The world’s water system is facing a number of key challenges. For example, if we continue business as usual, the global demand for freshwater will exceed viable resources by 40% in 2030. Furthermore, increase in pollutants and climate change continue to deplete the quality and amount of available freshwater sources.
People especially those living in the most disadvantaged communities across the world lack access to safe water and sanitation due to water scarcity. Globally, 2.1 billion people lack access to safe drinking water and 2.6 billion are without improved sanitation. Water-related diseases have caused millions of deaths, mostly in children under the age of five. While the number of deaths and illnesses from these preventable diseases are alarming, the economic impact on the communities in these impoverished countries is even more troubling. Managing water quality is a priority. Regulatory agencies, local governments, and other key stakeholders need to work together to assume their responsibilities towards solving the water problem. Establishing better water management practices, adapting suitable water guidelines, and implementing appropriate water safety measures all have great potential to improve livelihood and enhance economic growth.
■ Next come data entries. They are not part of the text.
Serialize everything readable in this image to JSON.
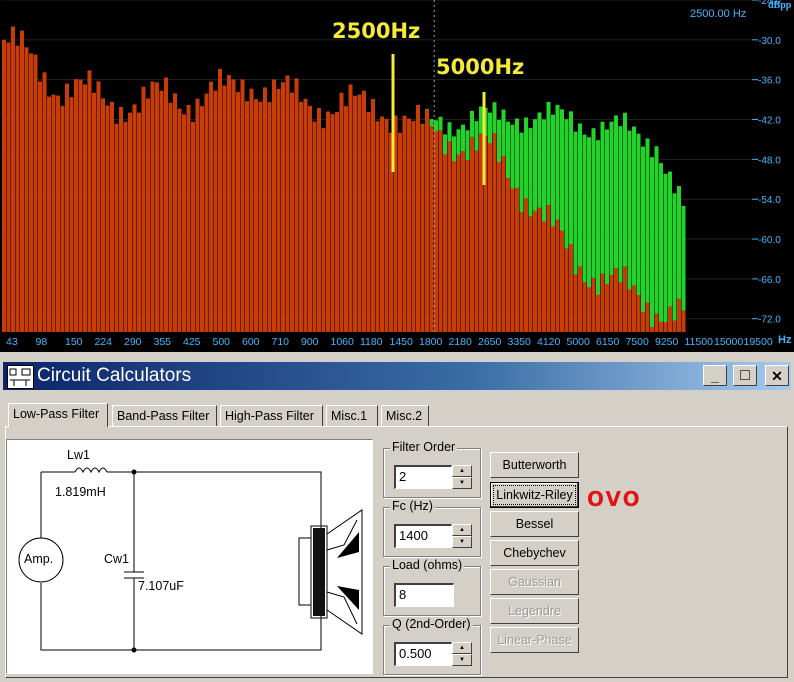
{
  "spectrum": {
    "unit_label": "dBpp",
    "freq_readout": "2500.00 Hz",
    "x_unit": "Hz",
    "y_ticks": [
      "-24.0",
      "-30.0",
      "-36.0",
      "-42.0",
      "-48.0",
      "-54.0",
      "-60.0",
      "-66.0",
      "-72.0"
    ],
    "x_ticks": [
      "43",
      "98",
      "150",
      "224",
      "290",
      "355",
      "425",
      "500",
      "600",
      "710",
      "900",
      "1060",
      "1180",
      "1450",
      "1800",
      "2180",
      "2650",
      "3350",
      "4120",
      "5000",
      "6150",
      "7500",
      "9250",
      "11500",
      "15000",
      "19500"
    ],
    "annotations": [
      "2500Hz",
      "5000Hz"
    ],
    "colors": {
      "red_series": "#c83c08",
      "green_series": "#22d42a",
      "marker": "#f3ea3a",
      "axis": "#41b6ff"
    }
  },
  "chart_data": {
    "type": "bar",
    "ylabel": "dBpp",
    "xlabel": "Hz",
    "ylim": [
      -74,
      -24
    ],
    "categories": [
      "43",
      "98",
      "150",
      "224",
      "290",
      "355",
      "425",
      "500",
      "600",
      "710",
      "900",
      "1060",
      "1180",
      "1450",
      "1800",
      "2180",
      "2650",
      "3350",
      "4120",
      "5000",
      "6150",
      "7500",
      "9250",
      "11500",
      "15000",
      "19500"
    ],
    "series": [
      {
        "values": [
          -30,
          -33,
          -37,
          -38,
          -39,
          -40,
          -38,
          -39,
          -38,
          -36,
          -38,
          -39,
          -40,
          -40,
          -40,
          -43,
          -44,
          -46,
          -47,
          -52,
          -58,
          -63,
          -66,
          -68,
          -70,
          -72
        ]
      },
      {
        "values": [
          -32,
          -36,
          -39,
          -42,
          -43,
          -43,
          -44,
          -42,
          -44,
          -43,
          -43,
          -44,
          -43,
          -44,
          -44,
          -44,
          -42,
          -42,
          -42,
          -41,
          -42,
          -42,
          -43,
          -44,
          -45,
          -56
        ]
      }
    ],
    "markers": [
      {
        "x": "2500",
        "label": "2500Hz"
      },
      {
        "x": "5000",
        "label": "5000Hz"
      }
    ]
  },
  "window": {
    "title": "Circuit Calculators",
    "min_glyph": "_",
    "max_glyph": "□",
    "close_glyph": "✕",
    "tabs": [
      "Low-Pass Filter",
      "Band-Pass Filter",
      "High-Pass Filter",
      "Misc.1",
      "Misc.2"
    ],
    "circuit": {
      "inductor_name": "Lw1",
      "inductor_value": "1.819mH",
      "capacitor_name": "Cw1",
      "capacitor_value": "7.107uF",
      "source": "Amp."
    },
    "fields": {
      "filter_order_label": "Filter Order",
      "filter_order_value": "2",
      "fc_label": "Fc (Hz)",
      "fc_value": "1400",
      "load_label": "Load (ohms)",
      "load_value": "8",
      "q_label": "Q (2nd-Order)",
      "q_value": "0.500"
    },
    "buttons": [
      "Butterworth",
      "Linkwitz-Riley",
      "Bessel",
      "Chebychev",
      "Gaussian",
      "Legendre",
      "Linear-Phase"
    ],
    "annotation": "OVO"
  }
}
This course will help you understand how important water pollution control is and why improving the management of water quality is a critical issue. Throughout the course, you will familiarize yourself with sources of pollutants, key terminologies and background concepts, such as the water cycle. The course will also examine common physical, biological and chemical contaminants in water, and their impacts on human health and natural ecosystems. You will be introduced to treatment options, and the roles and responsibilities of state, local governments and other key stakeholders in preventing water pollution. The course will also introduce the importance of circularity of water resources and end with highlights of some emerging water quality issues.